The kids stopped and formed a circle. The winner from Goats and Sheep said, “The Lord allows trials to refine us. This child’s body is weak, but his spirit may yet be strong. Let the flock pray for him, but let the strong continue the dance of the Kingdom.”
A girl said, “The Shepherd said weakness is a sin. We have to keep going. For him. For all of us.”
The lead child: “Faster, stronger. For the Lord. For Gary.”
They started running, this time picking up the pace. Gary curled himself into a ball. He cried, sobbing, gasping, obviously in pain. After three long, agonizing minutes – minutes where Elaine writhed in agony of her own, wanting to go down and pick up that boy and hug him, tell him it would be alright, that he had done so well and he was just perfect as God had made him – Gary picked himself up and went back to the running.
The leader sang:
“The Lord’s body is strong and true,
Doubt and sloth are sins to rue.
The Shepherd’s flock, they never fall—
Unless they’ve strayed from His call!”
They weren’t even hiding it. What was there to hide? No one was out there forcing the children to do anything. They’d been sent out to recess, watched from indoors, Elaine had no doubt, but they did this on their own. They decided that rather than spend a few minutes playing, they’d rather run, instead. And when Gary had fallen, they hadn’t forced him to do anything. Gary, on his own, had dragged himself to his feet and continued on. Pain was etched on his face, all over his body, and when gray-haired Jemma came out saying that recess was over, Gary pitched to his knees and vomited. But all the children patted him on the back, praising him for how well he’d done. Jemma came over and tended the child, calling for others, who came out to help. They were all gentle, caring.
The leader said, “The Lord is proud of you, Gary. The Lord is proud of you.”
The lead child had a Bluetooth headset.
VIII.
Around dusk, Elaine met again with Holly Wu, this time by one of the lakes in the Shelby Farms Park, sitting at a picnic table. Elaine showed Holly the highlights of her recording session.

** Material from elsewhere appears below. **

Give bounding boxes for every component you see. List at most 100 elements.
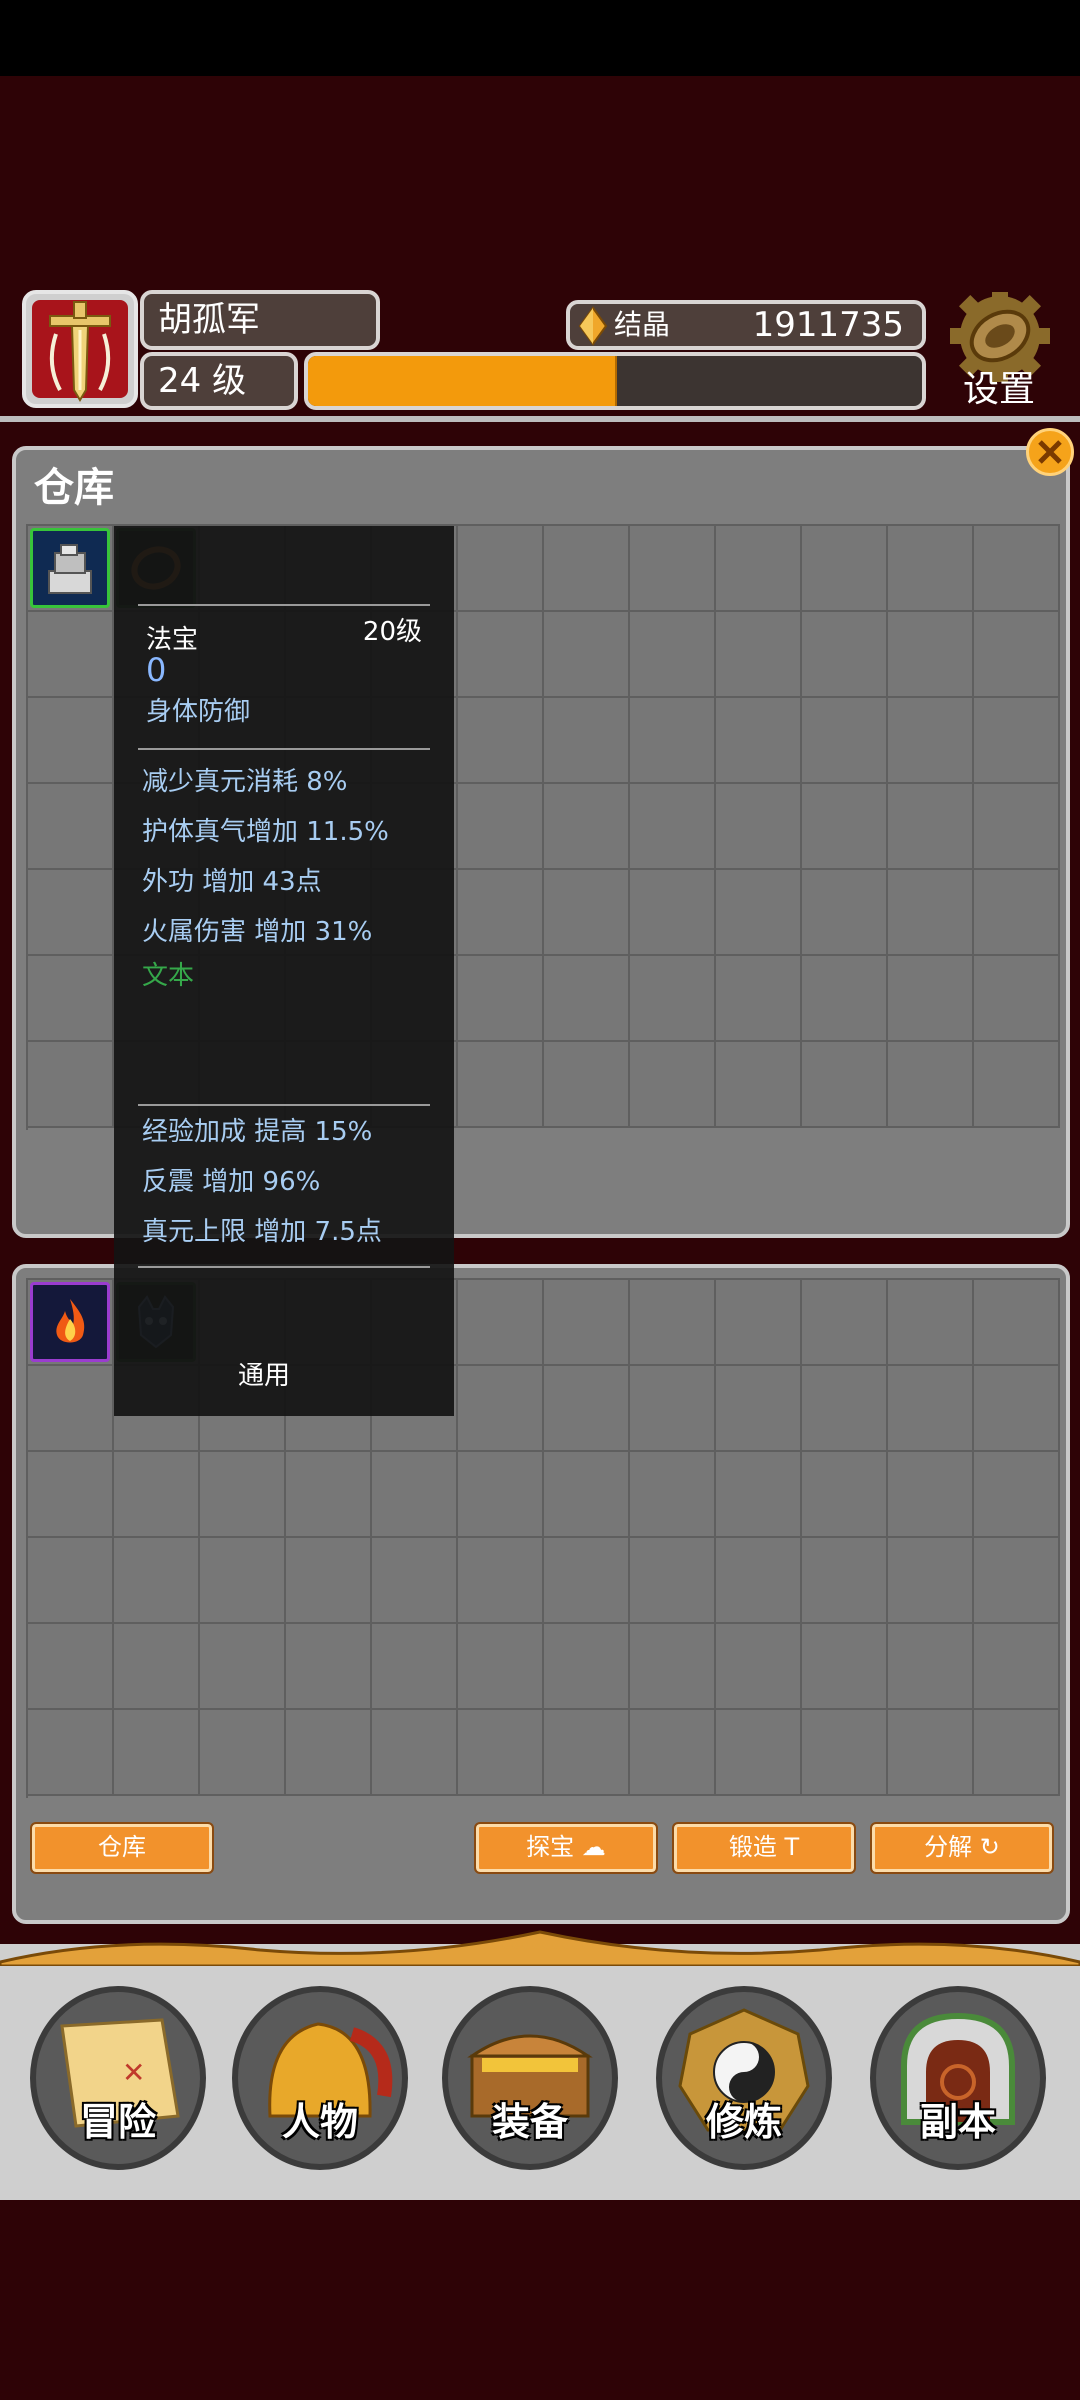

Elaine was in agony. Holly saw it. Elaine wanted to do something.
Holly said, “Can you even use this?”
Elaine shrugged. “No. I don’t think so. I don’t think a court in the country would look at this and say it was abuse. It’s exercise, right? Exercise is good.”
“I’ve worked out until I threw up,” Holly said, nodding.
“And he’s a kid. In a month or two, this won’t even be a problem for him,” Elaine said. “But it… it just… It’s not normal.”
Holly: “Yeah.”
Elaine: “And these aren’t just normal kids, right? In most day care centers, the kids are from stable homes. These kids? These kids have drug addicted and homeless parents. A bunch of them are just abandoned. They should be basket cases.”
Holly nodded. “Yeah.”
“They’re doing homeschooling there. That means… that means that BibleChat is doing the teaching, right?”
Holly didn’t say anything. She had her NDAs.
Elaine: “It’s not normal.”
Holly: “But they’re well-fed. Safe. I’d bet you a million bucks that they’ll end up productive citizens. Law-abiding. Hard-working. They’d never lay a finger on a kid, they won’t be homeless, they’ll all have a trade, a few with serious developmental problems aside. And those kids will be cared for, too.”
Elaine rubbed her face. She shook her head. “It’s just whirling around in my head. I don’t know what to think.”
Holly shrugged. “But what’s the story, here?”
“The story is that the Hearth’s day care centers work,” Elaine said in a small voice. “The evidence is all there. The story is that the Hearth works.”
Holly said, “That’s why Memphis didn’t stop you. It knew from the start that was the only reasonable conclusion you could draw.”
Elaine looked at Holly with despair in her eyes.